Any vendor that cannot clearly answer all seven questions is not ready to handle PHI from your practice.

Building a Practice-Wide AI Policy

Individual compliance knowledge is not enough. If you have staff, contractors, or trainees, your entire team needs clear guidance on AI tool use.

Minimum Elements of a Practice AI Policy

1. Approved tool list. Name the specific AI tools your practice has approved for clinical use, administrative use, and personal productivity — separately. Be explicit about which tools are cleared for PHI.

2. PHI prohibition for unapproved tools. State clearly that entering any PHI into a non-approved AI tool (including ChatGPT, Google Gemini, Claude, and similar general-purpose tools) is prohibited and constitutes a potential HIPAA violation.

3. Incident reporting. Define what staff should do if they realize they have accidentally entered PHI into a non-compliant tool. Having a reporting process reduces the time between the incident and your required breach response.

4. Training cadence. Commit to annual or semi-annual AI compliance training that keeps pace with how quickly these tools are evolving.

5. Vendor review process. Establish that any new AI tool must be reviewed and approved before use, not after a staff member has already been using it for weeks.

For deeper guidance on protecting client data in AI-assisted workflows, see our related post on Private AI for Mental Health: What "Encrypted Memory" Should Mean.

Performing a Risk Assessment for AI Integration

HIPAA's Security Rule requires covered entities to conduct periodic risk assessments. When you add AI tools to your clinical or administrative workflow, that is a material change to your information environment and warrants a specific review.

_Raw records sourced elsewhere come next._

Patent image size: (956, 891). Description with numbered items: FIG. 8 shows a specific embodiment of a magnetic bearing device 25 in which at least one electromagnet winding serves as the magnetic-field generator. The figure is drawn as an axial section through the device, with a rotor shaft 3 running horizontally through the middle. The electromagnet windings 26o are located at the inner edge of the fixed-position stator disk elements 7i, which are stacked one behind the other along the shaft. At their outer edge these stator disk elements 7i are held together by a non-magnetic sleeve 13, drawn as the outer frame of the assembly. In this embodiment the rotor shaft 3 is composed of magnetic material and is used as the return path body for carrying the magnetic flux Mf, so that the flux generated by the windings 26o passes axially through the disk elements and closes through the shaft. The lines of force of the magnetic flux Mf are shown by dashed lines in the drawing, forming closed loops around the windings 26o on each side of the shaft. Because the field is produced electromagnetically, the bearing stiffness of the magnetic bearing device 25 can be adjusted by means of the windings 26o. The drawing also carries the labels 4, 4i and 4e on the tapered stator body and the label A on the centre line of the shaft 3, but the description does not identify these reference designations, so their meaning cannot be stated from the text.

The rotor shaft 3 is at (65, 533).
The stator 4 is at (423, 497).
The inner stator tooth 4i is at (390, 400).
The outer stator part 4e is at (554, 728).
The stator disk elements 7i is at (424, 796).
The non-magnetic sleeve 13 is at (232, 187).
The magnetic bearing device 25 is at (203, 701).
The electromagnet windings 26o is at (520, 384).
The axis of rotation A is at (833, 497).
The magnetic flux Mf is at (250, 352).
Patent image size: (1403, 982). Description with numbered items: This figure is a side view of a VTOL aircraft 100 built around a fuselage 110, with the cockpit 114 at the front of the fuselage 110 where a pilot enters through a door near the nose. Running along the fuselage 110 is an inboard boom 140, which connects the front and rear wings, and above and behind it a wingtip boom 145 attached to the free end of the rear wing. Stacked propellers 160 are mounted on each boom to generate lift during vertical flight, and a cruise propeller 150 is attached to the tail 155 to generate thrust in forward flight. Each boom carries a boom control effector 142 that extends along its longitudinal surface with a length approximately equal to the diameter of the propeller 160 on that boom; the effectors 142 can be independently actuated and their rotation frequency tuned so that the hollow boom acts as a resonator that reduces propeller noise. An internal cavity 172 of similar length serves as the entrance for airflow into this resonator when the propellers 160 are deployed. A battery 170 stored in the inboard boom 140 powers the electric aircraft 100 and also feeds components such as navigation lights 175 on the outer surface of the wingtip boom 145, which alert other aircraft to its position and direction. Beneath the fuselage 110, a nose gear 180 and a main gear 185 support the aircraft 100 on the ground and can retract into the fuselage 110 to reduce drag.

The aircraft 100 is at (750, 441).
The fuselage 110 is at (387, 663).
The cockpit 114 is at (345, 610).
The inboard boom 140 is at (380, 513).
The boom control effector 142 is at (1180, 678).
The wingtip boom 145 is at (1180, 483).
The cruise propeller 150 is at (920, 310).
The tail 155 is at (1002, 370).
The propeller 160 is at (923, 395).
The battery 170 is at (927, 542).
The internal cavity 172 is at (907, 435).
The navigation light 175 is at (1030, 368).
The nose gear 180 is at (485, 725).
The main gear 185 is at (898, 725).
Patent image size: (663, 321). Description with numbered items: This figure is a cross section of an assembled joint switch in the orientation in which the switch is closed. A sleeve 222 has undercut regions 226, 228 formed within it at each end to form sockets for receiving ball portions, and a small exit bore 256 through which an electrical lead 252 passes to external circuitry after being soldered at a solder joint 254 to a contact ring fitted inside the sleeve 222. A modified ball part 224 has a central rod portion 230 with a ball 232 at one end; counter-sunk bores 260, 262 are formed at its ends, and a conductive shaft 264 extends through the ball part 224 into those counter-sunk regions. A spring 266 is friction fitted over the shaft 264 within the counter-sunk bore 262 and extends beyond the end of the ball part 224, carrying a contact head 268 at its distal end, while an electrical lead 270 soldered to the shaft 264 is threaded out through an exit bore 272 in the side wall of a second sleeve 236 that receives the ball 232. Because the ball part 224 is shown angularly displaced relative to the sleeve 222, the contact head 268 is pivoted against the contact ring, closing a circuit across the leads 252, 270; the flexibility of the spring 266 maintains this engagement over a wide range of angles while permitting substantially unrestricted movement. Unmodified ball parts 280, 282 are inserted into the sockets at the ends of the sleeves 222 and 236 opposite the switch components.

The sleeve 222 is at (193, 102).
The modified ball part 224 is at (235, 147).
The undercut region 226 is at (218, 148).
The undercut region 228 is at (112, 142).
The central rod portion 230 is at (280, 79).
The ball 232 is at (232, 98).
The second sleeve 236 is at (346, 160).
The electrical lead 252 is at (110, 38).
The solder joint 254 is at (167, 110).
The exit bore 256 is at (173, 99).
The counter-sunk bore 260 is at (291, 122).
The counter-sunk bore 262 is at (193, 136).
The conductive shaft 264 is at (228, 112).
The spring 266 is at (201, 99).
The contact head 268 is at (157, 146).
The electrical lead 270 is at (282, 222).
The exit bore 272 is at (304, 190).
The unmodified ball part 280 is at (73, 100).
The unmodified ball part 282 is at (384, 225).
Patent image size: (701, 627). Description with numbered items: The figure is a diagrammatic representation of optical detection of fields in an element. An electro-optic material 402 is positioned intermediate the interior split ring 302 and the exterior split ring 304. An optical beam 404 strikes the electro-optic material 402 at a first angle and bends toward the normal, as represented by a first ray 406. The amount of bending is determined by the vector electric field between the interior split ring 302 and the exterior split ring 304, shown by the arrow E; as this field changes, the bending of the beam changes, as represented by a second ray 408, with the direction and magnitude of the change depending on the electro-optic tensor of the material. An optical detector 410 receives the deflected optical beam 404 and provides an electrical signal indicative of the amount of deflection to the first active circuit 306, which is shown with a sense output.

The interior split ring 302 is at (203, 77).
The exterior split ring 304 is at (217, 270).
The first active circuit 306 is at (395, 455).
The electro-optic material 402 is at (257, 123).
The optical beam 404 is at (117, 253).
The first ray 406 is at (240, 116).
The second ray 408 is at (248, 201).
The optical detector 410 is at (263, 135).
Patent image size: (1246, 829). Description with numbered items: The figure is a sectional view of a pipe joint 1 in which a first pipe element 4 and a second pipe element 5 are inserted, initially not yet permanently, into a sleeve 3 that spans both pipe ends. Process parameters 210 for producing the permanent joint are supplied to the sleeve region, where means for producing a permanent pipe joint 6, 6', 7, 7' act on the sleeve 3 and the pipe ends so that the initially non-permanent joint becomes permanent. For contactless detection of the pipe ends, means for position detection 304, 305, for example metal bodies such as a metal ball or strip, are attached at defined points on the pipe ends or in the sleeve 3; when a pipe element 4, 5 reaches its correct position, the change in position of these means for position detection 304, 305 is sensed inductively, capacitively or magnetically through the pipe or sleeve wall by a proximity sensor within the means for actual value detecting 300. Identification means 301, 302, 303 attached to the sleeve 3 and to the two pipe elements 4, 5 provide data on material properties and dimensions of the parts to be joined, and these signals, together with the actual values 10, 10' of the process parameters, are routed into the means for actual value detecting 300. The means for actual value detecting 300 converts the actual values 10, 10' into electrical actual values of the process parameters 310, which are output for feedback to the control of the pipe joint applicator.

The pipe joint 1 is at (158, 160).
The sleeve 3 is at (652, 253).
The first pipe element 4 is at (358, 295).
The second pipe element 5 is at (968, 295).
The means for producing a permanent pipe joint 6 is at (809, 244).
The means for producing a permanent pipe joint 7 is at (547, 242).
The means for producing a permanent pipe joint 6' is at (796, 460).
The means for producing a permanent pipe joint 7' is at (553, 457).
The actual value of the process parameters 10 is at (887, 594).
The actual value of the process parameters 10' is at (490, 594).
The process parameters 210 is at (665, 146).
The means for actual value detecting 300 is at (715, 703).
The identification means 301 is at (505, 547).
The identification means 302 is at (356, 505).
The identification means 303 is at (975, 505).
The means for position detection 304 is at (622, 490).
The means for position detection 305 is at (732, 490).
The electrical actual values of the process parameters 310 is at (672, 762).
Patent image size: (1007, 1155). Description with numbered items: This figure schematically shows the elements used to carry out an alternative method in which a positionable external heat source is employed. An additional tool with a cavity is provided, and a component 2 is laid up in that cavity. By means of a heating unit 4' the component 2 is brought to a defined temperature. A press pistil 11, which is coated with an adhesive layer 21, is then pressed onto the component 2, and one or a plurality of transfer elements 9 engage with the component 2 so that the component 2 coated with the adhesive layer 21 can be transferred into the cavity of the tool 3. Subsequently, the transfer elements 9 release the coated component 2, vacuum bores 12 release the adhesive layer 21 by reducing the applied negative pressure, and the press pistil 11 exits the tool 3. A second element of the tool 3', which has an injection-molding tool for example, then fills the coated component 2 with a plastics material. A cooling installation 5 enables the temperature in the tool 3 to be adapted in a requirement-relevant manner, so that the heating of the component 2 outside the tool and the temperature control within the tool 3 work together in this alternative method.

Your AI risk assessment should document:

Which tools are in use, including free, informal tools staff may be using without formal approval
What data each tool touches, distinguishing between PHI, administrative data, and purely internal content
What safeguards are in place for each tool, including whether a BAA exists
What the residual risk is after safeguards, and whether it is acceptable
What your mitigation plan is for tools or gaps that represent unacceptable risk

This process does not need to be elaborate for a solo or small-group practice. A documented two-page review updated annually is far better than nothing, and it demonstrates the "good faith" posture that regulators consider in enforcement decisions.

The Bottom Line

ChatGPT is a powerful tool. It is not a HIPAA-compliant tool for clinical use without significant enterprise procurement and legal due diligence that most private practices have not completed. The default position — using ChatGPT through a standard account to draft session notes or summarize client information — is a HIPAA violation, regardless of whether any actual harm results.

The solution is not to avoid AI. AI tools built specifically for mental health practice can save therapists hours per week on documentation, intake, scheduling, and reporting. The solution is to use the right tools.

For clinical documentation: PsyFiGPT
For intake, scheduling, and client-facing AI: PsyFi Assist
For clinical reporting and practice analytics: PsyFi Reports

Your clients trust you with their most sensitive experiences. The technology infrastructure supporting that relationship should reflect the same level of care.

This post is for informational purposes only and does not constitute legal advice. Consult a healthcare attorney for guidance specific to your practice's compliance obligations.